I've been having problems with my OpenOffice.org installation lately.
It would be really slow despite the fact that the system was under
minimal load, and would take forever to even just paint the first
window. I run Sid, Debian's unstable tree, with the OpenOffice.org
packages from the Debian OpenOffice group's separate apt repository, so
I leave some room for development issues and didn't mind this until I
got bored today.

After syncing with my apt repositories and doing a dist-upgrade, I
decided to investigate the error. It boiled down to noticeable delays
during sched_yield() calls as reported by strace. The thing is that a
lot of these calls happen while OpenOffice.org is not doing anything,
which is the worst place to have delays.

I noticed that turning off my distributed.net client solved the
sched_yield() delays, which made me realize that the problem only
started cropping up when I decided to try out Con Kolivas's performance
patch sets, which include Ingo Molnar's O(1) patch.

I little browsing pointed me to the schedtool[1] utility by Freek, and
then later to the schedutils[2] utility by Robert Love.

[1] http://users.odn.de/~odn05207/uhsq/
[2] http://www.tech9.net/rml/schedutils/

schedtool and chbatch from schedutils both do the same thing: they allow
you to set the scheduling policy of processes to SCHED_BATCH, which is
available in kernels with Ingo Molnar's O(1). Batch or idle scheduling
is ideal for long-running non-interactive processes, because they are
given longer timeslices by the Kernel. Aside from being good for the
backgrounded task (like the distributed.net client in my case, or the
SETI@Home client for others), this also allows normal interactive
processes to perform much better.

>From documentation that came with the schedtool package it seems that
with Ingo Molnar's recent O(1) patches, simply setting the nice(1) of a
process to a high value wasn't enough.
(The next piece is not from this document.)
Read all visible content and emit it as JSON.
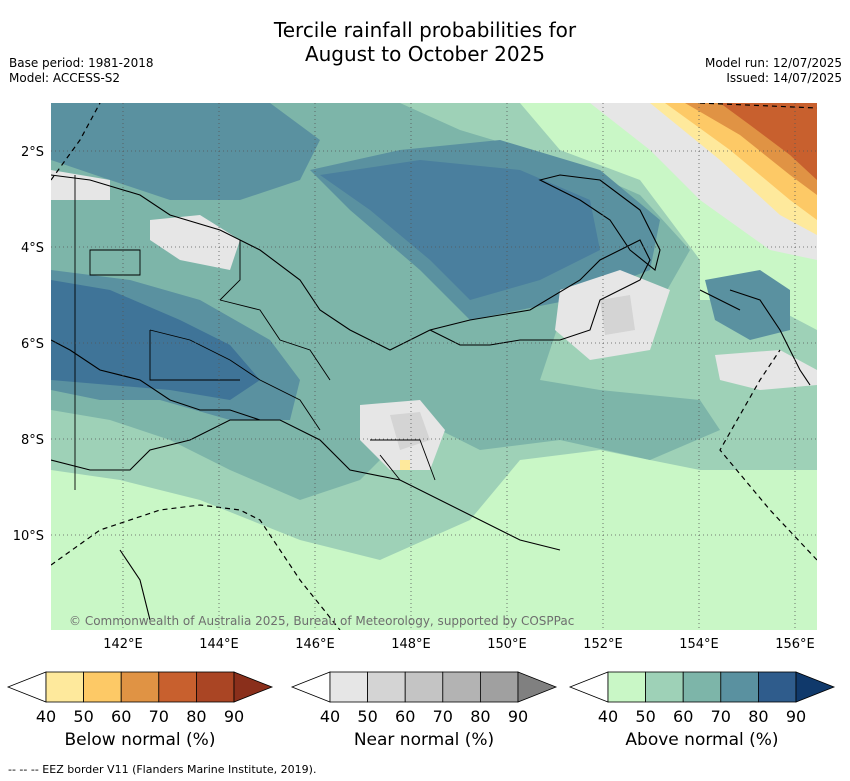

The process's scheduling policy
has to be set to SCHED_BATCH as well. From documentation on the chbatch
utility it seems that this requirement, or at least the way chbatch
works, will change. This is understandable considering that the O(1) and
other performance patches are still under development. But for those
using them now, it's nice to know that we can push things further (or at
least get our desktop apps working as they should).

OpenOffice.org works fine now, and it's actually significantly snappier
than I remember it to have been when I was using only the vanilla Linux
kernel with RML's preempt patches (now I am using Con Kolivas's -ck14
patchset[3] with Andrea Arcangeli's 021124 VM addon).

[3] http://kernel.kolivas.net/

To automate the setting to SCHED_BATCH of the distributed.net client
process I modified my /etc/init.d/distributed-net script and added the
following after the client was loaded:

     echo -n "Setting distributed.net client scheduling policy: "
     chbatch `pidof dnetc`

This change is verifiable using:

    $ lsrt
    PID      CLASS        PRIORITY   CMD                             
    4268     Batch        0          dnetc

(lsrt is part of the schedutils package as well)

I have further observed using top that anything with a normal scheduling
policy than needs the CPU gets it almost immediately, pushing the
distributed.net client's CPU usage down, which is how things should
really be.

Snappier-desktop-apps world, here I come! Wahoo! :)

 --> Jijo

-- 
Federico Sevilla III  : http://jijo.free.net.ph      : When we speak of free
Network Administrator : The Leather Collection, Inc. : software we refer to
GnuPG Key ID          : 0x93B746BE                   : freedom, not price.